Last night I had a friend over and we were chatting about work stuff and somehow I ended up flashing back to talking about this guy. I explained how he was basically a complete caricature of a person--complete with oversimplified and ignorant beliefs about women and black people, privileged obliviousness, obsession with his hairstyle, and incessant rambling about his golf game and his townhouse and his failure of a romantic life. Women, you see, never wanted to date him because they were so "crazy" and immature. This led to such unreasonable actions as telling him they have a boyfriend after he harassed them at work three times, walking away from him without a word when he hit on them at a gas station at 7:30 in the morning, and agreeing after a year of pestering to go on a date with him and then mysteriously not answering his calls or texts. Crazy women, I tell ya! And these were tales he told us in the office. We didn't have the kind of workplace where talk like this was common, either (though maybe it was partly because the secretary is non-partner-seeking and everybody else was married).
And let's not forget how his demands for very specific, unnecessary aesthetic specifications on proposals and other documents caused me to spend an inordinate amount of time on design that was ultimately not necessary. We'd snipe at each other a lot over this--me insisting that content was more important, him claiming that the look of the document sent a vital message (to the tune of keeping me in the office long into the wee hours sometimes, because he wanted the page number of the proposal to be encased in a line-art palm tree, or because his dividers needed to have custom-designed full-page designs on them that used up all my printer ink and required processing in a copy shop because he was adamant that the color go all the way to the edges and my printers could not do that).
Some of these logs were absolutely hilarious. I can't believe I used to be so funny.

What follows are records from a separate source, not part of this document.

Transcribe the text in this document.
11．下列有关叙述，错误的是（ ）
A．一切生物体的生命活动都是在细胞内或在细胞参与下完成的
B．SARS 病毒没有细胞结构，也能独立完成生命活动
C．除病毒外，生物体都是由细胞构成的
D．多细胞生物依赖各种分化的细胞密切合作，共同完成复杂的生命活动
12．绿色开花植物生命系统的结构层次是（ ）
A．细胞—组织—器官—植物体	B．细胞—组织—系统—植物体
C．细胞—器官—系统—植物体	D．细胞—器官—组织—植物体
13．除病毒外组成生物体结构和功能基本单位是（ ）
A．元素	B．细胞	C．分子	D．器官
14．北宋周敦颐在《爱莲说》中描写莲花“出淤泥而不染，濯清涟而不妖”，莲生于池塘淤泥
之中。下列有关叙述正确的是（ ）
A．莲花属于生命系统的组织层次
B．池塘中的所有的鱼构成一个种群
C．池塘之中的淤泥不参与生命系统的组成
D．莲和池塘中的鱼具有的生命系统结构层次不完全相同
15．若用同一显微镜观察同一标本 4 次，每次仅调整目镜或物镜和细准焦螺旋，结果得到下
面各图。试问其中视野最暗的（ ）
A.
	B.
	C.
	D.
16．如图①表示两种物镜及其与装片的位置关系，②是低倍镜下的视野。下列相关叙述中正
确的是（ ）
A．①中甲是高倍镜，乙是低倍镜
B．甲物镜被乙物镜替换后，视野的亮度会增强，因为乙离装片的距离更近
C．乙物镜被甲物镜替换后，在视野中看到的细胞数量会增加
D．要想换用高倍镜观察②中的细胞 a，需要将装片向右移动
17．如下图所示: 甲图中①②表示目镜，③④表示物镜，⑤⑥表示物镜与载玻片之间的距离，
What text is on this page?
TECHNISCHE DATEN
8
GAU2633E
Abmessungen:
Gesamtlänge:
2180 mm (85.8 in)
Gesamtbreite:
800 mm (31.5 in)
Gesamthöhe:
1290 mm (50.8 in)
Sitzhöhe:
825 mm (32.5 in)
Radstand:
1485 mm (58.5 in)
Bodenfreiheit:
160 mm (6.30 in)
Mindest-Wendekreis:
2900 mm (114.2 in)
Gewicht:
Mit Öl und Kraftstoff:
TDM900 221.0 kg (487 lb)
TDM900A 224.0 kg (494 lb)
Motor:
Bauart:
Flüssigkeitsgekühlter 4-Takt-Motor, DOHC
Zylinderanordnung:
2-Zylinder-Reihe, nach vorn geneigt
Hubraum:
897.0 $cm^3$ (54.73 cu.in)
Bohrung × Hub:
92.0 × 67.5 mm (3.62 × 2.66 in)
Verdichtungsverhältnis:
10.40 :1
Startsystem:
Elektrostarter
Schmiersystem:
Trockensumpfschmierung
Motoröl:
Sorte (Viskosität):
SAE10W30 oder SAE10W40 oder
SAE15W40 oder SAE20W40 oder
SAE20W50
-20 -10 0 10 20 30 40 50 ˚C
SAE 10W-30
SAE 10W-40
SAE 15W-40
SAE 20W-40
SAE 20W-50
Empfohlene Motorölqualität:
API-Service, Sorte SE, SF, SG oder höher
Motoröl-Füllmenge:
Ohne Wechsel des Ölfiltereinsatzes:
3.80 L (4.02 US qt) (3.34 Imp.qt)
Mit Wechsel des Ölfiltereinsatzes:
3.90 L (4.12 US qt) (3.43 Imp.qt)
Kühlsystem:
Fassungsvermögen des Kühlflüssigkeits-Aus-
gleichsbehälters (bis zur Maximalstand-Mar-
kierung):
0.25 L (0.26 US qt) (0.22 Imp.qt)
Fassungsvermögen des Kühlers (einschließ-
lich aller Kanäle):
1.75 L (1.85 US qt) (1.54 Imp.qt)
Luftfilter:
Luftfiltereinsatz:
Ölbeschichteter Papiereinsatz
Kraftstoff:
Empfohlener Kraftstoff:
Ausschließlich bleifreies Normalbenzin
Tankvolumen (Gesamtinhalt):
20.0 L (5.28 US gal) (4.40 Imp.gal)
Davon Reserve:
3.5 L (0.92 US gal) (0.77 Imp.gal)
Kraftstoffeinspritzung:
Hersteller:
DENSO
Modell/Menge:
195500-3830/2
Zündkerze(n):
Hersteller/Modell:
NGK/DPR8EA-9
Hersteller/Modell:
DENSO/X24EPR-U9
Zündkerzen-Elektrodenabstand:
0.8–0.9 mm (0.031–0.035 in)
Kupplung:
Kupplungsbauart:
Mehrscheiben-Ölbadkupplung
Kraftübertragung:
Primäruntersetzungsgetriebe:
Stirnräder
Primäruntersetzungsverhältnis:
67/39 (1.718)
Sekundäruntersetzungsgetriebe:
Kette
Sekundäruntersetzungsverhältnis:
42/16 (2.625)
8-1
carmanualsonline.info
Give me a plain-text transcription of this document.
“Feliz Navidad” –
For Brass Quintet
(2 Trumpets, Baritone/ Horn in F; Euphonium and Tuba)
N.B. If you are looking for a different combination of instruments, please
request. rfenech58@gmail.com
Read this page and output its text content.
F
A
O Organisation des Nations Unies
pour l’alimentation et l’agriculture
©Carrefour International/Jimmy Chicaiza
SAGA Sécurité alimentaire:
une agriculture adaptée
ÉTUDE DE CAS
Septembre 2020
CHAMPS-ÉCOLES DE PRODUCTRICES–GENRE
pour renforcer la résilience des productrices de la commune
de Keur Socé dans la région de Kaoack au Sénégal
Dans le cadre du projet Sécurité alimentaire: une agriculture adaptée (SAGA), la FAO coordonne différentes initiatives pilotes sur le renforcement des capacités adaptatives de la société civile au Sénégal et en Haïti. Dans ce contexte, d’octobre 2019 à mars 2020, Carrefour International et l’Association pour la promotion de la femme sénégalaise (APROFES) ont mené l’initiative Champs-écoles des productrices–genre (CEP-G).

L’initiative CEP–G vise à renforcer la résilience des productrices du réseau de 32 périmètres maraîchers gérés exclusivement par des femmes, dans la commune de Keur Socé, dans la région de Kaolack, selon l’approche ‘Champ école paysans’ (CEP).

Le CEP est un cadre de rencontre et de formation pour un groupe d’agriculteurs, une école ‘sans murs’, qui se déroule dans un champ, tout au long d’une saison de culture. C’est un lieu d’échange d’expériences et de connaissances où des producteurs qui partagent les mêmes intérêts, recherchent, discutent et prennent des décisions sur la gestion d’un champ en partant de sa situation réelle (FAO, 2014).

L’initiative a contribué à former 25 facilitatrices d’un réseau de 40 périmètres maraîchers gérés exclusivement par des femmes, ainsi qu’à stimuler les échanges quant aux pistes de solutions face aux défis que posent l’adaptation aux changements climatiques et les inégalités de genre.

I don't really write stuff like this much anymore. I don't have a place where I do it. This blog is supposed to be relatively dignified, and though it's not entirely focused on my writing, it is associated with it--with me as a brand as well as a blogger and human being. I actually do still maintain my LiveJournal with a weekly post that's very similar to my Saturday Personal Digest, but I don't tend to post personal rambles there anymore. Maybe partly because very little of what I have to say needs to be private anymore.
Still, the uncensored, unfiltered version of me is explosive and far more entertaining than I thought I was. I hope that doesn't sound egotistical, but seriously, I was reading through these old logs thinking what a shame it was that they were friends-locked and couldn't be consumed by the public. It's almost to the point where I wish I could adapt the content so it wouldn't be able to be associated with the real people in the story and share it in a way not connected to me.
Maybe I will someday.
But it brings me back to when I wrote so often, about so many things, and spent so much more time producing enjoyable content. I miss doing that now that I'm in a sort of unproductive phase (writing-wise). Writing has always been a way I record what I'm thinking, share my emotions, and entertain people (including myself), but I'm not using it as much or in as many ways these days. And I think I'm probably kinda out of practice being as funny as I was, too. I never really thought I could write humor, but man. Maybe I should give it a try.